Lithoz researchers have developed a proof-of-concept solution for jawbone reconstruction, a mandibular cage implant that combines the resorbable TCP bone graft replacement and a rigid outer cage made from a different bioceramic: zirconia. The hybrid solution is made in three parts, the zirconia cage and two TCP inserts that can be inserted into the cage’s geometry. The resulting implant would provide both the stability and bone ingrowth needed to help a patient’s jaw heal. The zirconia cage can remain in place permanently while the TCP interior dissolves over time.
The jaw implant example is a dual-material implant that combines a zirconia cage for stability plus tricalcium phosphate bone graft inserts. The different materials are printed separately and then assembled together. Photo: Lithoz
“By combining a very high strength, very rigid material to give proper stability during the healing phase, in this case the zirconia cage, and a bioresorbable material that helps the body to form new healthy bone, in this case, tricalcium phosphate, we combine solutions from the best of two worlds,” Bomze says.
(Why not print the assembly complete? The sintering process is different for both feedstocks, and it would be more difficult to guarantee quality if they were to be sintered together, Bomze says. The shrinkage of the green ceramic part in sintering can be between 25 and 30%, and is dependent on each material. For now, the best results can be achieved by building the two portions individually and combining them.)
Customized 3D Printed Ceramic Implants
No patients have yet been treated with Lithoz’s dual-material implant. However, both TCP and zirconia are already safely used for other kinds of implants, and there is at least one ongoing study using 3D printed TCP implants alone in nonload-bearing scenarios that has so far been successful.
But the real promise of LCM and dual-material implants is the ability to customize them to the patient’s own anatomy. Down the road, Lithoz hopes to equip medical manufacturers and the surgeons they work with to be able to build exactly the zirconia cage needed and precisely the TCP lattice that will fit inside, using CT scan or MRI data.
(Since this story was originally posted, Lithoz has also begun to offer a new material called LithaBone HA 480, a hydroxyapatite option for bioresorbable bon implants.)

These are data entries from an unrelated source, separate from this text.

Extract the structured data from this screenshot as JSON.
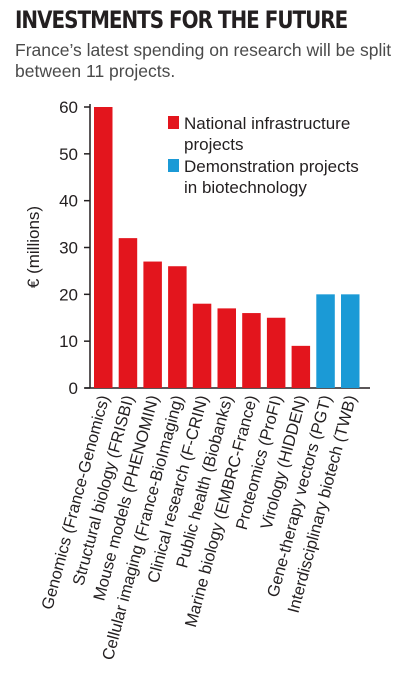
{
  "title": "INVESTMENTS FOR THE FUTURE",
  "subtitle": "France’s latest spending on research will be split between 11 projects.",
  "colors": {
    "national": "#e3151d",
    "demonstration": "#1b9ad6"
  },
  "chart_data": {
    "type": "bar",
    "title": "",
    "xlabel": "",
    "ylabel": "€ (millions)",
    "ylim": [
      0,
      60
    ],
    "yticks": [
      0,
      10,
      20,
      30,
      40,
      50,
      60
    ],
    "grid": false,
    "legend_position": "top-right",
    "categories": [
      "Genomics (France-Genomics)",
      "Structural biology (FRISBI)",
      "Mouse models (PHENOMIN)",
      "Cellular imaging (France-BioImaging)",
      "Clinical research (F-CRIN)",
      "Public health (Biobanks)",
      "Marine biology (EMBRC-France)",
      "Proteomics (ProFI)",
      "Virology (HIDDEN)",
      "Gene-therapy vectors (PGT)",
      "Interdisciplinary biotech (TWB)"
    ],
    "series": [
      {
        "name": "National infrastructure projects",
        "values": [
          60,
          32,
          27,
          26,
          18,
          17,
          16,
          15,
          9,
          null,
          null
        ]
      },
      {
        "name": "Demonstration projects in biotechnology",
        "values": [
          null,
          null,
          null,
          null,
          null,
          null,
          null,
          null,
          null,
          20,
          20
        ]
      }
    ],
    "legend": [
      {
        "lines": [
          "National infrastructure",
          "projects"
        ]
      },
      {
        "lines": [
          "Demonstration projects",
          "in biotechnology"
        ]
      }
    ]
  }
}
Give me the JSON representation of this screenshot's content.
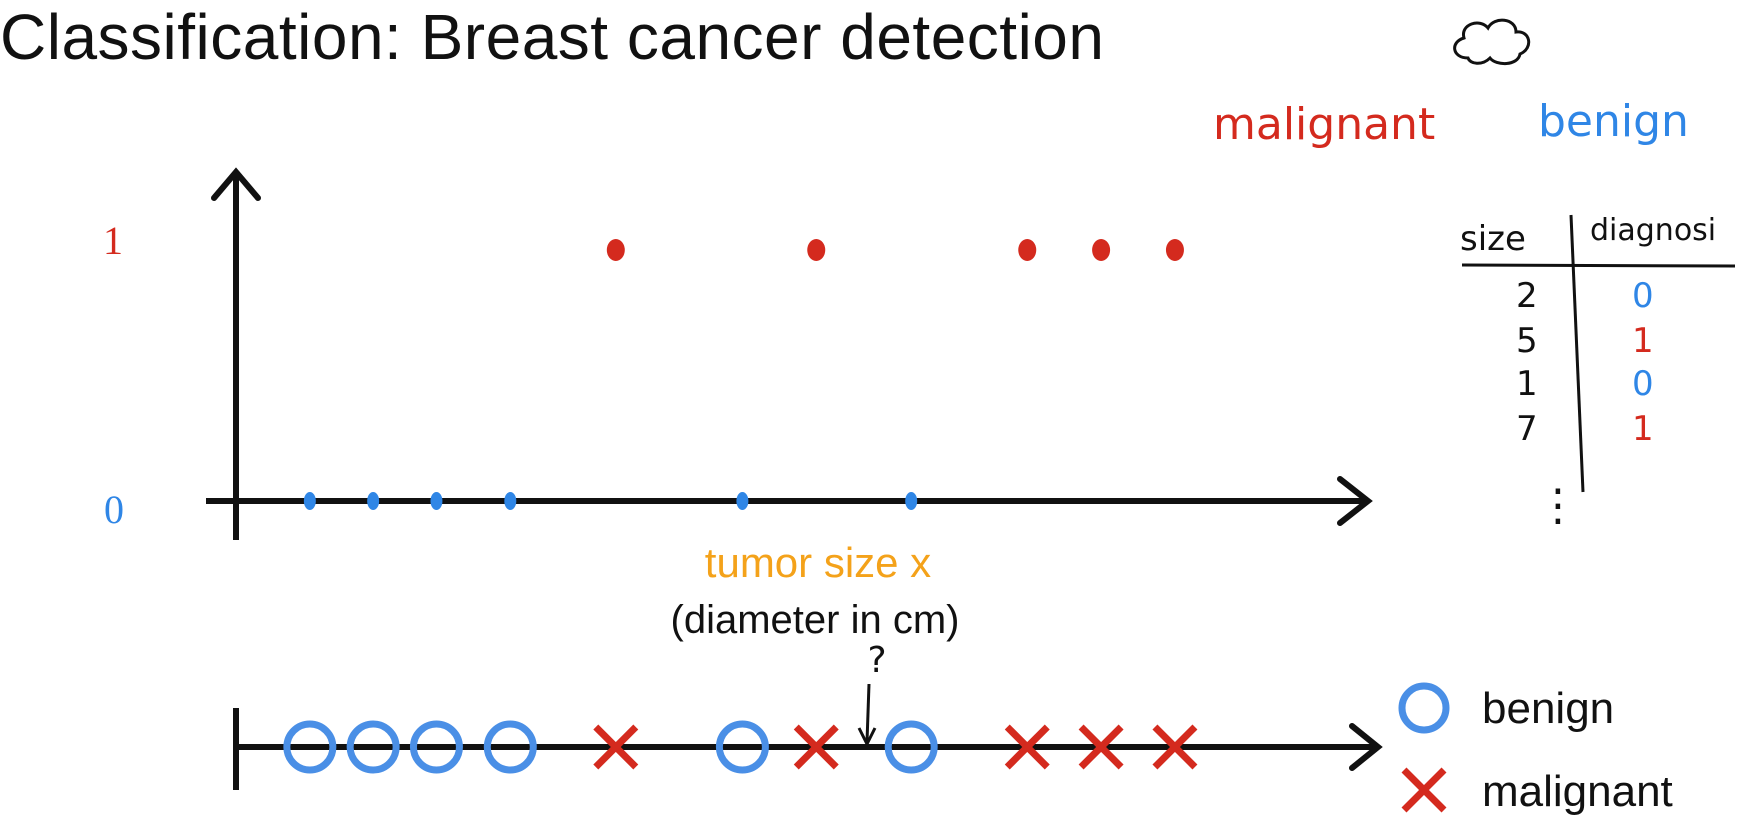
{
  "title": "Classification: Breast cancer detection",
  "colors": {
    "malignant": "#d42a1e",
    "benign": "#2f86e6",
    "benign_marker": "#4a8fe6",
    "xlabel": "#f4a21a",
    "axis": "#111111"
  },
  "class_labels": {
    "malignant": "malignant",
    "benign": "benign"
  },
  "table": {
    "headers": [
      "size",
      "diagnosi"
    ],
    "rows": [
      {
        "size": "2",
        "diagnosis": "0"
      },
      {
        "size": "5",
        "diagnosis": "1"
      },
      {
        "size": "1",
        "diagnosis": "0"
      },
      {
        "size": "7",
        "diagnosis": "1"
      }
    ],
    "ellipsis": "⋮"
  },
  "legend": [
    {
      "marker": "circle",
      "label": "benign"
    },
    {
      "marker": "cross",
      "label": "malignant"
    }
  ],
  "annotation": "?",
  "chart_data": [
    {
      "type": "scatter",
      "title": "",
      "xlabel": "tumor size x",
      "xlabel_sub": "(diameter in cm)",
      "ylabel": "",
      "y_ticks": [
        "1",
        "0"
      ],
      "ylim": [
        0,
        1
      ],
      "xlim": [
        0,
        10
      ],
      "grid": false,
      "series": [
        {
          "name": "benign",
          "x": [
            0.7,
            1.3,
            1.9,
            2.6,
            4.8,
            6.4
          ],
          "y": [
            0,
            0,
            0,
            0,
            0,
            0
          ]
        },
        {
          "name": "malignant",
          "x": [
            3.6,
            5.5,
            7.5,
            8.2,
            8.9
          ],
          "y": [
            1,
            1,
            1,
            1,
            1
          ]
        }
      ]
    },
    {
      "type": "scatter",
      "title": "",
      "xlabel": "",
      "ylabel": "",
      "xlim": [
        0,
        10
      ],
      "grid": false,
      "series": [
        {
          "name": "benign",
          "x": [
            0.7,
            1.3,
            1.9,
            2.6,
            4.8,
            6.4
          ],
          "marker": "circle"
        },
        {
          "name": "malignant",
          "x": [
            3.6,
            5.5,
            7.5,
            8.2,
            8.9
          ],
          "marker": "cross"
        }
      ],
      "annotation_x": 6.0
    }
  ]
}
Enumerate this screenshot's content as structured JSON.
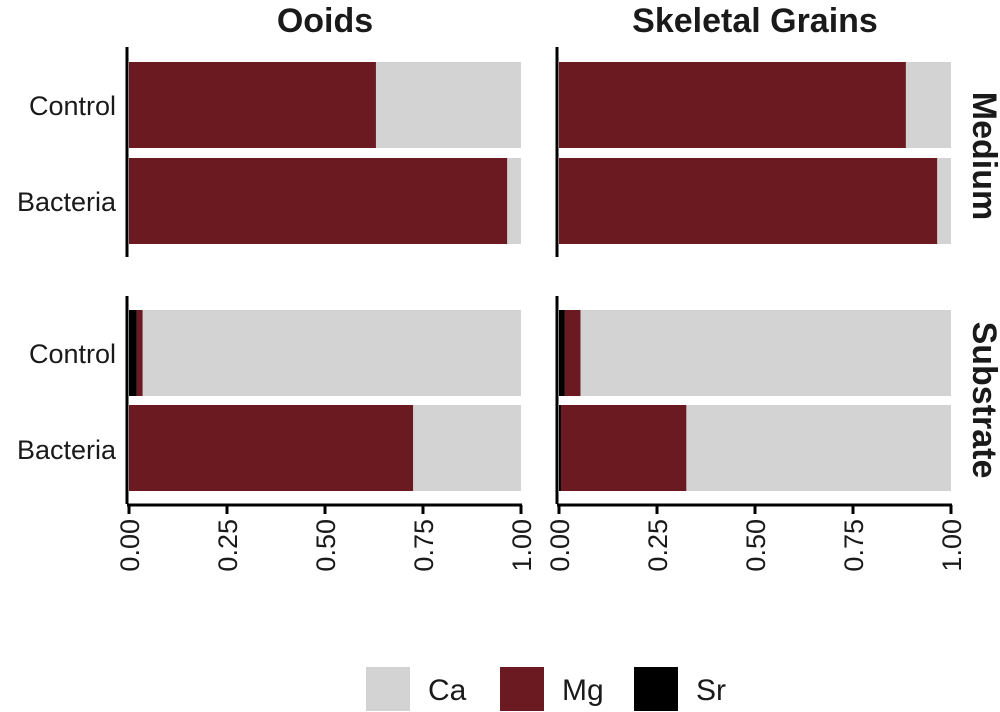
{
  "chart_data": {
    "type": "bar",
    "orientation": "horizontal",
    "stacked": true,
    "categories": [
      "Control",
      "Bacteria"
    ],
    "facet_columns": [
      "Ooids",
      "Skeletal Grains"
    ],
    "facet_rows": [
      "Medium",
      "Substrate"
    ],
    "stack_order": [
      "Sr",
      "Mg",
      "Ca"
    ],
    "series_colors": {
      "Ca": "#d3d3d3",
      "Mg": "#6b1a22",
      "Sr": "#000000"
    },
    "xlim": [
      0,
      1
    ],
    "x_ticks": [
      "0.00",
      "0.25",
      "0.50",
      "0.75",
      "1.00"
    ],
    "x_tick_values": [
      0,
      0.25,
      0.5,
      0.75,
      1
    ],
    "grid": false,
    "panels": [
      {
        "column": "Ooids",
        "row": "Medium",
        "bars": [
          {
            "category": "Control",
            "Sr": 0.0,
            "Mg": 0.63,
            "Ca": 0.37
          },
          {
            "category": "Bacteria",
            "Sr": 0.0,
            "Mg": 0.965,
            "Ca": 0.035
          }
        ]
      },
      {
        "column": "Skeletal Grains",
        "row": "Medium",
        "bars": [
          {
            "category": "Control",
            "Sr": 0.0,
            "Mg": 0.885,
            "Ca": 0.115
          },
          {
            "category": "Bacteria",
            "Sr": 0.0,
            "Mg": 0.965,
            "Ca": 0.035
          }
        ]
      },
      {
        "column": "Ooids",
        "row": "Substrate",
        "bars": [
          {
            "category": "Control",
            "Sr": 0.02,
            "Mg": 0.015,
            "Ca": 0.965
          },
          {
            "category": "Bacteria",
            "Sr": 0.0,
            "Mg": 0.725,
            "Ca": 0.275
          }
        ]
      },
      {
        "column": "Skeletal Grains",
        "row": "Substrate",
        "bars": [
          {
            "category": "Control",
            "Sr": 0.015,
            "Mg": 0.04,
            "Ca": 0.945
          },
          {
            "category": "Bacteria",
            "Sr": 0.005,
            "Mg": 0.32,
            "Ca": 0.675
          }
        ]
      }
    ],
    "legend": {
      "placement": "bottom",
      "items": [
        "Ca",
        "Mg",
        "Sr"
      ]
    }
  }
}
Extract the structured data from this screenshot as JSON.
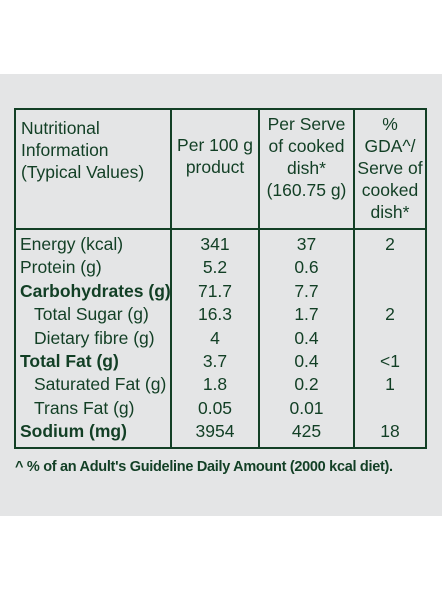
{
  "header": {
    "info": [
      "Nutritional",
      "Information",
      "(Typical Values)"
    ],
    "per100": [
      "Per 100 g",
      "product"
    ],
    "perServe": [
      "Per Serve",
      "of cooked",
      "dish*",
      "(160.75 g)"
    ],
    "gda": [
      "% GDA^/",
      "Serve of",
      "cooked",
      "dish*"
    ]
  },
  "rows": [
    {
      "label": "Energy (kcal)",
      "per100": "341",
      "perServe": "37",
      "gda": "2"
    },
    {
      "label": "Protein (g)",
      "per100": "5.2",
      "perServe": "0.6",
      "gda": ""
    },
    {
      "label": "Carbohydrates (g)",
      "per100": "71.7",
      "perServe": "7.7",
      "gda": ""
    },
    {
      "label": "Total Sugar (g)",
      "per100": "16.3",
      "perServe": "1.7",
      "gda": "2"
    },
    {
      "label": "Dietary fibre (g)",
      "per100": "4",
      "perServe": "0.4",
      "gda": ""
    },
    {
      "label": "Total Fat (g)",
      "per100": "3.7",
      "perServe": "0.4",
      "gda": "<1"
    },
    {
      "label": "Saturated Fat (g)",
      "per100": "1.8",
      "perServe": "0.2",
      "gda": "1"
    },
    {
      "label": "Trans Fat (g)",
      "per100": "0.05",
      "perServe": "0.01",
      "gda": ""
    },
    {
      "label": "Sodium (mg)",
      "per100": "3954",
      "perServe": "425",
      "gda": "18"
    }
  ],
  "footnote": "^ % of an Adult's Guideline Daily Amount (2000 kcal diet).",
  "colors": {
    "text": "#123f25",
    "panel": "#e4e5e6",
    "page": "#ffffff"
  }
}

“We want to make people think about the possibilities…”
“[The surgeon] can even make more than one implant for the same patient so he can be sure that if he has to take more cancerous bone away that still he has a perfect fitting implant,” Bomze says. The ability to ensure a perfect fit “also can drastically reduce the time in the operation theater, which is a benefit for the patient and at the same time helps reduce costs.”
Even if this literal jaw configuration is never used in a patient, Bomze and his fellow researchers believe in it as an effective case study.
“We want to make people think about the possibilities that come with LCM technology, and about solutions for their problems which are now possible with Lithography-based Ceramic Manufacturing which have not been available so far,” he says.